On Thursday, May 9, 2019 1:35:28 PM EDT Seth Blank wrote:
> On Thu, May 9, 2019 at 9:39 AM Scott Kitterman <[email protected]> wrote:
> > In theory, I agree, but in practice, I think the new MUST NOT is a great
> > change to promote implementation simplicity.
> 
> This increases complexity. With this normative requirement, we're adding a
> third lookup that behaves differently than the previous two. This
> complicates the experiment and solidifies a (good) policy consideration
> normatively.

Either way there's a consideration.

If there's no MUST NOT, then any entity that does failure reporting needs to 
consider if they should do it for PSDs and if so, which ones.  That's a 
question that, at best, has a squishy answer.

If the MUST NOT is present, it's a straightforward processing change to not 
apply failure reporting if you got the result from a PSD lookup.

Either way, entities that don't do failure reporting now, won't be affected 
(which is almost everyone).

The changes to add PSD DMARC to an existing DMARC implementation are not 
complex, but they are required.  A clean implementation requirement while 
you're updating related code it, IMO, much easier to deal with than vague 
policy guidance.

> > > Speaking of which, with the normative MUST NOT that's been added, now
> > > 4.1
> > > no longer makes any sense.
> > 
> > Only if you assume that there are no privacy risks associated with
> > aggregate
> > reports, which I don't believe is accurate.  I certainly wrote 4.1 on the
> > assumption that it was mostly about aggregate reports, since failure
> > reports
> > are not commonly sent.
> 
> The first bullet of 4.1 is incorrect if RUF is MUST NOT for PSD.

I agree a small change is needed.  If we leave it the way it is (with the MUST 
NOT), then it would be appropriate to add that the MUST NOT requirement fully 
mitigates the privacy concern as it relates to RUF.
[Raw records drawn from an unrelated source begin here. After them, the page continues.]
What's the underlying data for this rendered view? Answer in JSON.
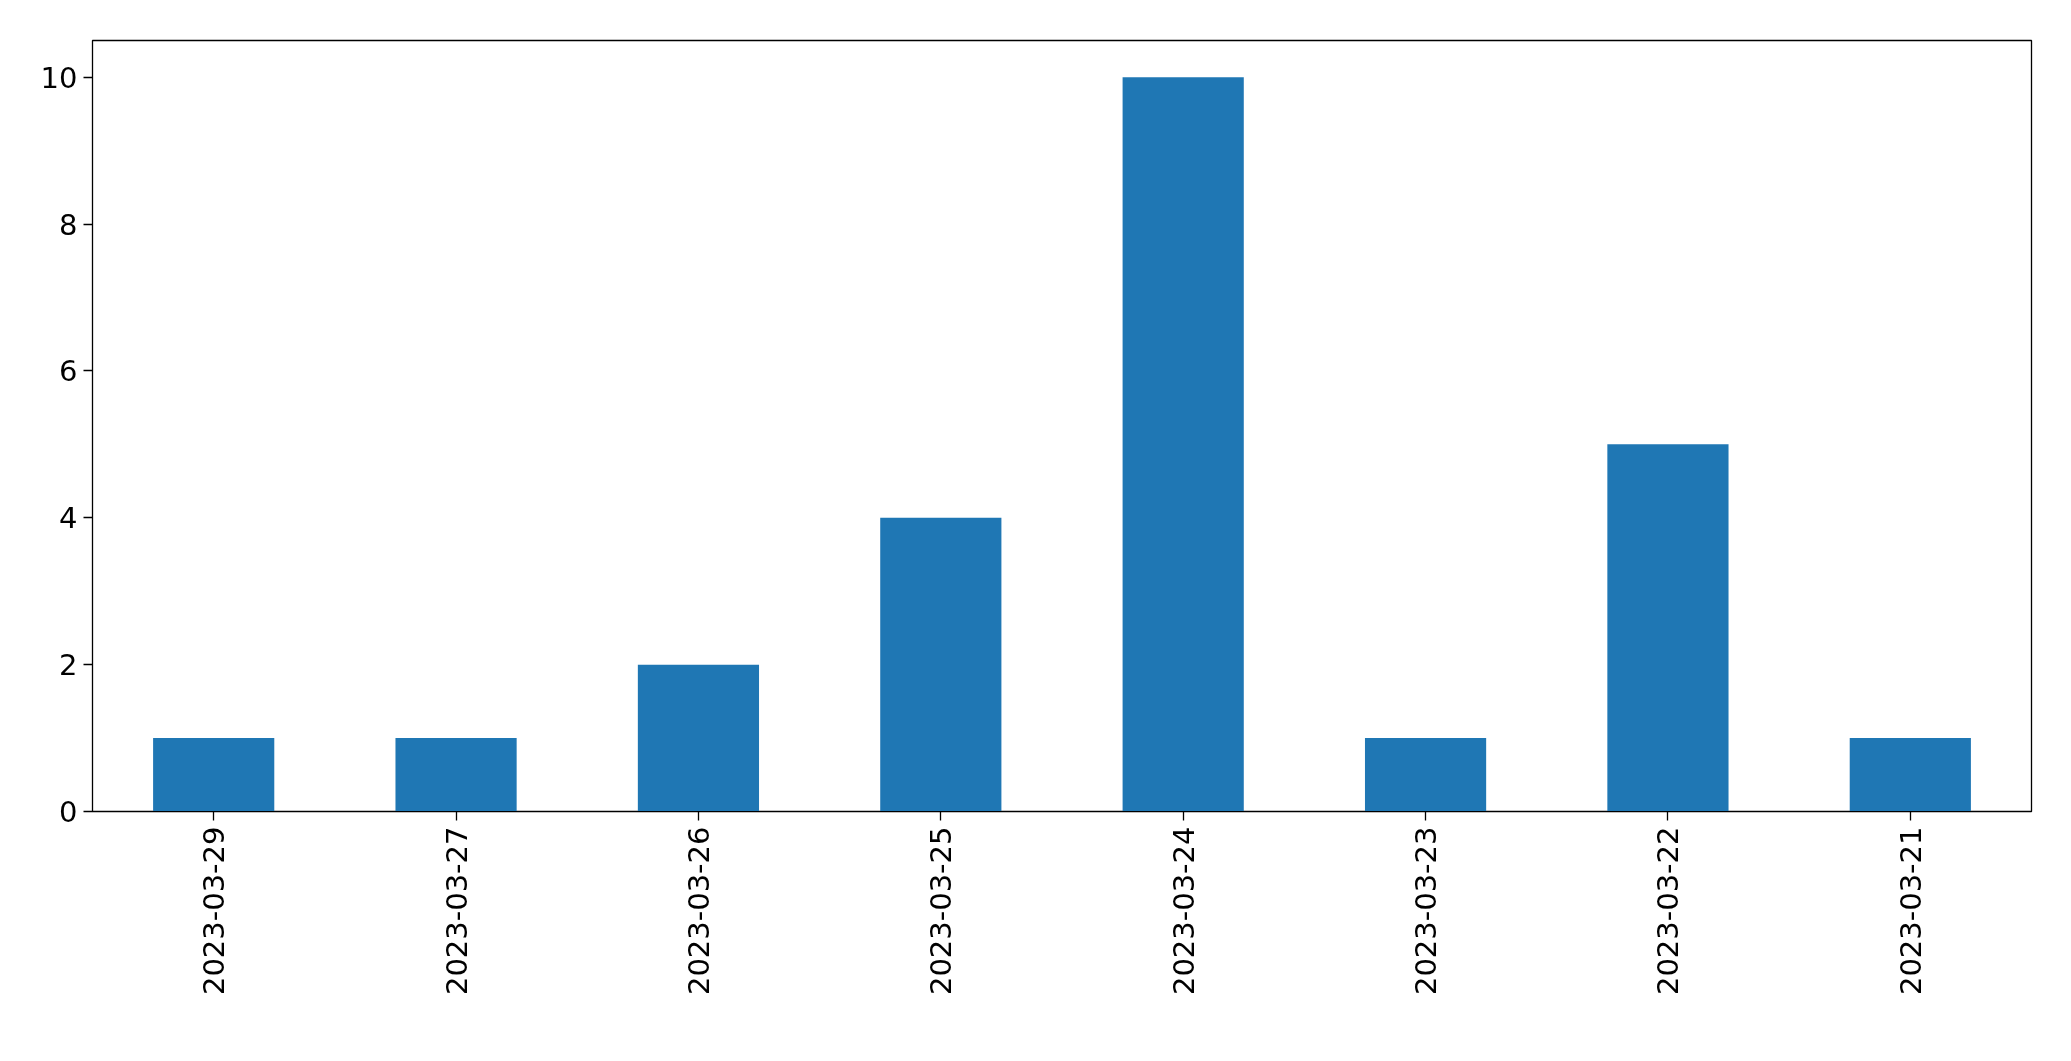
{
  "chart_data": {
    "type": "bar",
    "categories": [
      "2023-03-29",
      "2023-03-27",
      "2023-03-26",
      "2023-03-25",
      "2023-03-24",
      "2023-03-23",
      "2023-03-22",
      "2023-03-21"
    ],
    "values": [
      1,
      1,
      2,
      4,
      10,
      1,
      5,
      1
    ],
    "color": "#1f77b4",
    "ylim": [
      0,
      10.5
    ],
    "yticks": [
      0,
      2,
      4,
      6,
      8,
      10
    ],
    "grid": false
  }
}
> > I thought I'd done that in Appendix A.  Please review and provide specific
> 
> > recommendations as I don't really know how to address this general
> > comment.
> 
> You're absolutely right, you did.
> 
> I do, however, think there's more to the PSD experiment than just deciding
> where a PSD list should live - the crucial bit is if this actually
> addresses and demonstrates value (i.e. stops spoofed email) for the use
> cases discussed in Section 1.

I don't think so.  We know technically that it can do so.  There is no 
technical question in that regard, so nothing to experiment over.  Will people 
use it isn't really the proper basis for an IETF experiment.  The IETF 
publishes non-experimental RFCs all the time without any particular data to 
suggest the RFC will get implemented and deployed.

I think how to get the privacy issue mitigation correct is the only technical 
issue that needs experimentation, but I may have missed something.